Tuesday, 16 January 2007

Existence, Sex, Love - conclusion?

I will see existence just as it is,
And through this I will Be.
And with books and systems all behind,
I'll live a life that is me.

That was the slogan that began all this in March 1997. The call to myself to emerge from the Text and experience reality without narrative. Unfortunately my great aspirations ended in sensual love, and then lust and then negativity and Death.

But, one end is another beginning, turn from a door closing and see another opening.

My lab partner made me realise something yesterday: there are simply not the girls around (anymore) who understand spirituality. As a French house mate once said: no matter what a girl says or does, what she deeply wants is the best orgasm. That is what we call "making love". But that isn't Love - its a drug experience, one that I have been looking toward believing that it was the way to true fulfillment and happiness: infact nearly every narrative from Western Music to Eastern film says the same thing - it is a totally dominant and all pervading, almost authoritarian, imperative to us.

It causes great confusion to find that the girl you loves only wants a profound orgasm, when all you want is spiritual unity. But, I realise the mistake now - I have definitely been fishing in completely the wrong pool of water.

Looking into the pool that was "my muse" for the diamond of eternal happiness I notice a reflection that was looking at me, and while the reflection looked like me and I felt affinity with this creature, I have realised that it is not me and remains forever in the frame of that watery grave. Were I and my reflection to ever meet and become one, then there would be hope for man and woman and for love; but alas the future of my reflection when I walk away is to dissipate, cos for eternity we are doomed to be separate.

You see take a man and woman in naked sexual loving embrace: the reason for the embrace is that the man finds the woman attractive in her femaleness, and the woman finds the man attractive in his maleness. Her mind is full of him, and his is full of her. How then can these two minds ever be unified? For this either he would have to sympathise her attraction in him, and she his in her; or they would have to see beyond the difference of their sexuality and unify in a world beyond the differences of sexuality. In either case the experience of sexual-need in "another" is replaced by self-satisfaction as we are either enabled to take over our partners attraction in ourself, or to lose that attraction.

It is Yin-Yang.
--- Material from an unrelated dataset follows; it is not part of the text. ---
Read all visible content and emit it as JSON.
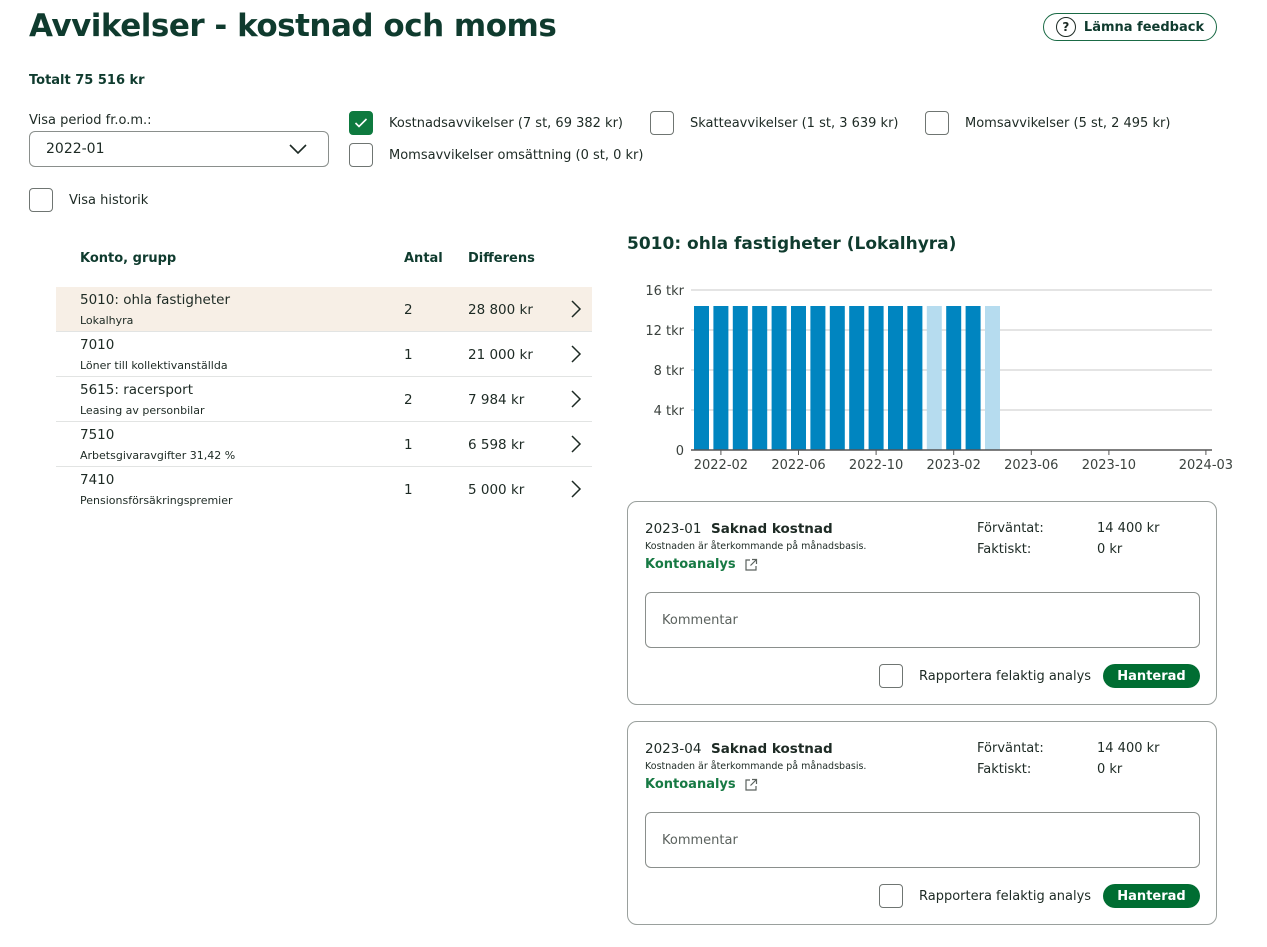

When we are outside the whole we can see the interrelatedness of the parts, side by side, yet together, and within each lies the other as lovers looking eye to eye. But if we are either of the parts then all we can see is the other, we miss the point and seeking to unify in some simple way while remaining at the perspective of one of the parts is The Myth. We can only unify when we step to the higher level and see ourselves in the same light as our lover: equals side by side. And that means that we need to undo our sexual attraction which makes them the object and the partner of ourselves - that is the inequality that worldly sexual partnerships depend upon.

So the project of sensual sexual love with "my muse" has ended. I know this because these days I am rid of the sexual frustrations and confusions surrounding the "failure" of that aspect of the relationship and of myself. "My muse" leaves a very peaceful and pure longing for a very close friend, a spiritual friend, a person whose identity within me was forged in the flames of lower desires, but who now remains as a diamond in my heart. There is no need anymore, I have lost nothing; in death she is as beautiful and wonderful as she was in life. Hopefully this might be the end of this rather selfish epitaph, which says more of me than of her, but for anyone who knew her, her name was Reena Mandalia, God bless her.